Egyptian authorities have quarantined a student dormitory of the American University in Cairo after two U.S. students tested positive for swine flu.
Police cordoned off the dormitory in Cairo's upscale Zamalek neighborhood Monday with 234 people inside, including at least 110 students, many of them foreigners. Egyptian officials said they had placed the building under quarantine for 24 hours.
The two American students who contracted swine influenza A-H1N1 were being treated in a hospital, along with a third student suspected of having the virus.
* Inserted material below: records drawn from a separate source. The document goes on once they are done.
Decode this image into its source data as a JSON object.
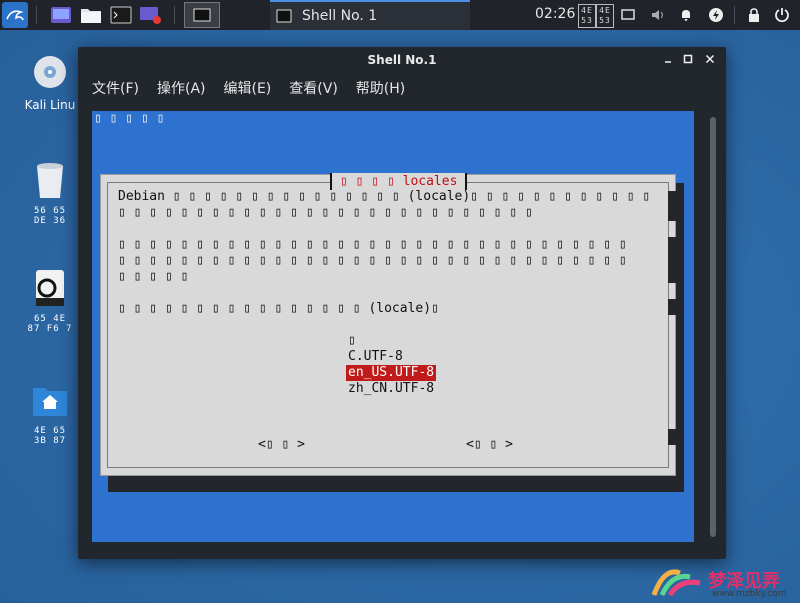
{
  "taskbar": {
    "active_task_label": "Shell No. 1",
    "clock": "02:26",
    "clock_glyphs": "4E\n53",
    "colors": {
      "panel": "#20232a",
      "accent": "#4a90e2"
    }
  },
  "desktop": {
    "icons": [
      {
        "label": "Kali Linu",
        "icon": "disc-icon"
      },
      {
        "label": "56 65\nDE 36",
        "icon": "trash-icon"
      },
      {
        "label": "65 4E\n87 F6 7",
        "icon": "drive-icon"
      },
      {
        "label": "4E 65\n3B 87",
        "icon": "home-folder-icon"
      }
    ]
  },
  "window": {
    "title": "Shell No.1",
    "menu": [
      {
        "label": "文件(F)"
      },
      {
        "label": "操作(A)"
      },
      {
        "label": "编辑(E)"
      },
      {
        "label": "查看(V)"
      },
      {
        "label": "帮助(H)"
      }
    ]
  },
  "terminal": {
    "header_glyphs": "▯ ▯ ▯ ▯ ▯"
  },
  "dialog": {
    "title": "▯ ▯ ▯ ▯  locales",
    "line1": "Debian ▯ ▯ ▯ ▯ ▯ ▯ ▯ ▯ ▯ ▯ ▯ ▯ ▯ ▯ ▯ (locale)▯ ▯ ▯ ▯ ▯ ▯ ▯ ▯ ▯ ▯ ▯ ▯",
    "line2": "▯ ▯ ▯ ▯ ▯ ▯ ▯ ▯ ▯ ▯ ▯ ▯ ▯ ▯ ▯ ▯ ▯ ▯ ▯ ▯ ▯ ▯ ▯ ▯ ▯ ▯ ▯",
    "line3": "▯ ▯ ▯ ▯ ▯ ▯ ▯ ▯ ▯ ▯ ▯ ▯ ▯ ▯ ▯ ▯ ▯ ▯ ▯ ▯ ▯ ▯ ▯ ▯ ▯ ▯ ▯ ▯ ▯ ▯ ▯ ▯ ▯",
    "line4": "▯ ▯ ▯ ▯ ▯ ▯ ▯ ▯ ▯ ▯ ▯ ▯ ▯ ▯ ▯ ▯ ▯ ▯ ▯ ▯ ▯ ▯ ▯ ▯ ▯ ▯ ▯ ▯ ▯ ▯ ▯ ▯ ▯",
    "line5": "▯ ▯ ▯ ▯ ▯",
    "line6": "▯ ▯ ▯ ▯ ▯ ▯ ▯ ▯ ▯ ▯ ▯ ▯ ▯ ▯ ▯ ▯ (locale)▯",
    "options": {
      "none": "▯",
      "c_utf8": "C.UTF-8",
      "en_us": "en_US.UTF-8",
      "zh_cn": "zh_CN.UTF-8"
    },
    "selected_option": "en_US.UTF-8",
    "ok_button": "<▯ ▯ >",
    "cancel_button": "<▯ ▯ >",
    "colors": {
      "title": "#c01010",
      "selection": "#c01a1a",
      "background": "#d9d9d9",
      "terminal": "#2e72cf"
    }
  },
  "watermark": {
    "text": "梦泽见弄",
    "url": "www.mzbky.com"
  }
}
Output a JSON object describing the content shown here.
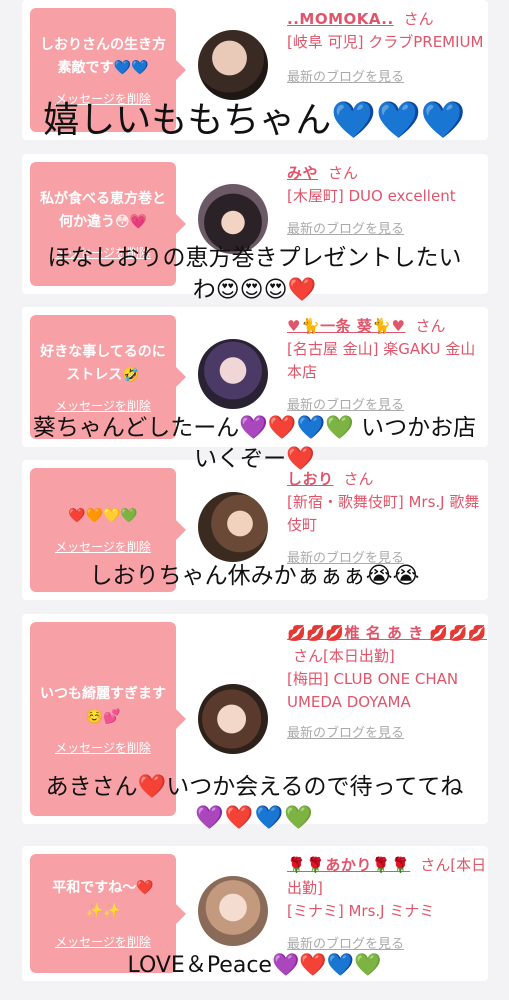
{
  "delete_label": "メッセージを削除",
  "blog_label": "最新のブログを見る",
  "cards": [
    {
      "message": "しおりさんの生き方素敵です💙💙",
      "name": "..MOMOKA..",
      "suffix": "さん",
      "location": "[岐阜 可児] クラブPREMIUM"
    },
    {
      "message": "私が食べる恵方巻と何か違う😳💗",
      "name": "みや",
      "suffix": "さん",
      "location": "[木屋町] DUO excellent"
    },
    {
      "message": "好きな事してるのにストレス🤣",
      "name": "♥🐈一条 葵🐈♥",
      "suffix": "さん",
      "location": "[名古屋 金山] 楽GAKU 金山本店"
    },
    {
      "message": "❤️🧡💛💚",
      "name": "しおり",
      "suffix": "さん",
      "location": "[新宿・歌舞伎町] Mrs.J 歌舞伎町"
    },
    {
      "message": "いつも綺麗すぎます☺️💕",
      "name": "💋💋💋椎 名 あ き 💋💋💋",
      "suffix": "さん[本日出勤]",
      "location": "[梅田] CLUB ONE CHAN UMEDA DOYAMA"
    },
    {
      "message": "平和ですね〜❤️ ✨✨",
      "name": "🌹🌹あかり🌹🌹",
      "suffix": "さん[本日出勤]",
      "location": "[ミナミ] Mrs.J ミナミ"
    }
  ],
  "overlays": [
    "嬉しいももちゃん💙💙💙",
    "ほなしおりの恵方巻きプレゼントしたい",
    "わ😍😍😍❤️",
    "葵ちゃんどしたーん💜❤️💙💚 いつかお店",
    "いくぞー❤️",
    "しおりちゃん休みかぁぁぁ😭😭",
    "あきさん❤️いつか会えるので待っててね",
    "💜❤️💙💚",
    "LOVE＆Peace💜❤️💙💚"
  ]
}
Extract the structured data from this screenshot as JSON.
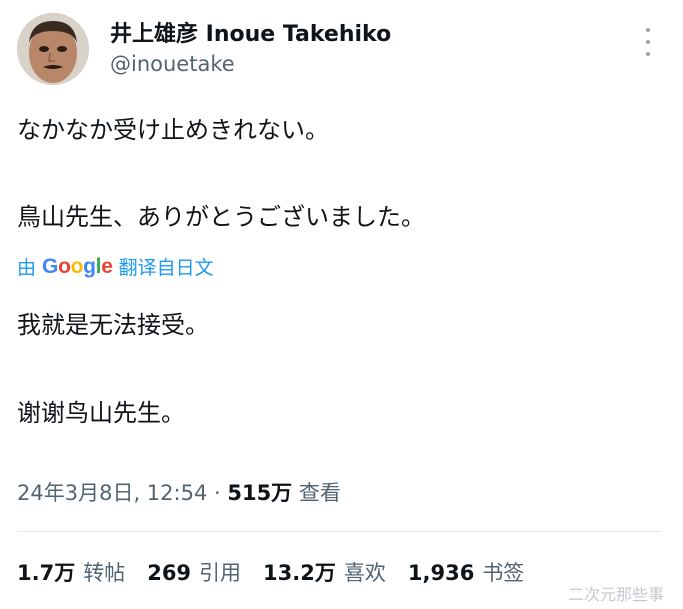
{
  "author": {
    "display_name": "井上雄彦 Inoue Takehiko",
    "handle": "@inouetake"
  },
  "tweet": {
    "lines": [
      "なかなか受け止めきれない。",
      "鳥山先生、ありがとうございました。"
    ]
  },
  "translation": {
    "prefix": "由",
    "brand": "Google",
    "suffix": "翻译自日文",
    "lines": [
      "我就是无法接受。",
      "谢谢鸟山先生。"
    ]
  },
  "meta": {
    "timestamp": "24年3月8日, 12:54",
    "separator": " · ",
    "views_count": "515万",
    "views_label": " 查看"
  },
  "stats": [
    {
      "num": "1.7万",
      "label": "转帖"
    },
    {
      "num": "269",
      "label": "引用"
    },
    {
      "num": "13.2万",
      "label": "喜欢"
    },
    {
      "num": "1,936",
      "label": "书签"
    }
  ],
  "watermark": "二次元那些事",
  "icons": {
    "more": "more-vertical-icon"
  },
  "colors": {
    "text": "#0f1419",
    "secondary": "#536471",
    "link": "#1d9bf0"
  }
}
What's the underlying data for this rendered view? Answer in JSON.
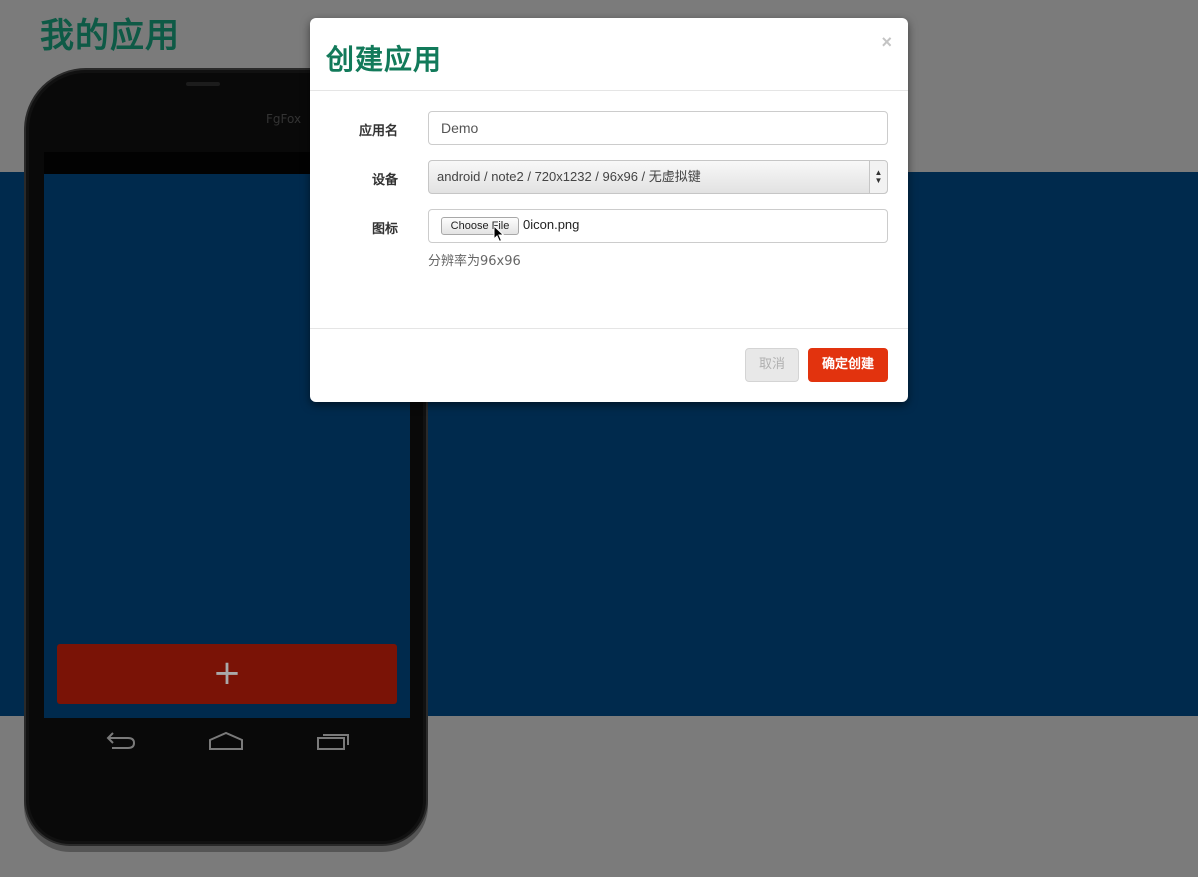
{
  "page": {
    "title": "我的应用"
  },
  "phone": {
    "brand": "FgFox",
    "add_label": "+"
  },
  "modal": {
    "title": "创建应用",
    "close_label": "×",
    "fields": {
      "app_name_label": "应用名",
      "app_name_value": "Demo",
      "device_label": "设备",
      "device_value": "android / note2 / 720x1232 / 96x96 / 无虚拟键",
      "icon_label": "图标",
      "choose_file_label": "Choose File",
      "file_name": "0icon.png",
      "icon_help": "分辨率为96x96"
    },
    "footer": {
      "cancel_label": "取消",
      "confirm_label": "确定创建"
    }
  },
  "colors": {
    "overlay_bg": "#7b7b7b",
    "accent_green": "#127a5a",
    "confirm_red": "#e2330e",
    "blue_band": "#002a4d"
  }
}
Egyptian officials say the two Americans, both aged 23, arrived in Cairo from the United States on May 28 on separate flights. They had enrolled in summer classes at the American University in Cairo. The school has suspended classes for the rest of the week.
The new infections raise the number of swine flu sufferers in Egypt to three.
Egypt announced its first confirmed case last week involving a 12-year old girl who arrived from the United States. That case also was the first to be reported in Africa.
Egyptian authorities have installed thermal monitors at the country's airports to try to detect and isolate arriving travelers suffering flu symptoms.
Egypt also is trying to contain the spread of the H5N1 bird flu virus, which has infected at least 27 people in the country this year, more than three times the number of 2008 cases.
The World Health Organization says bird flu has killed at least 27 people in Egypt since it was first reported there in 2006.
Egypt is carrying out a controversial cull of the nation's more than 250,000 pigs in response to the swine flu problem. The World Health Organization has criticized the cull as unnecessary.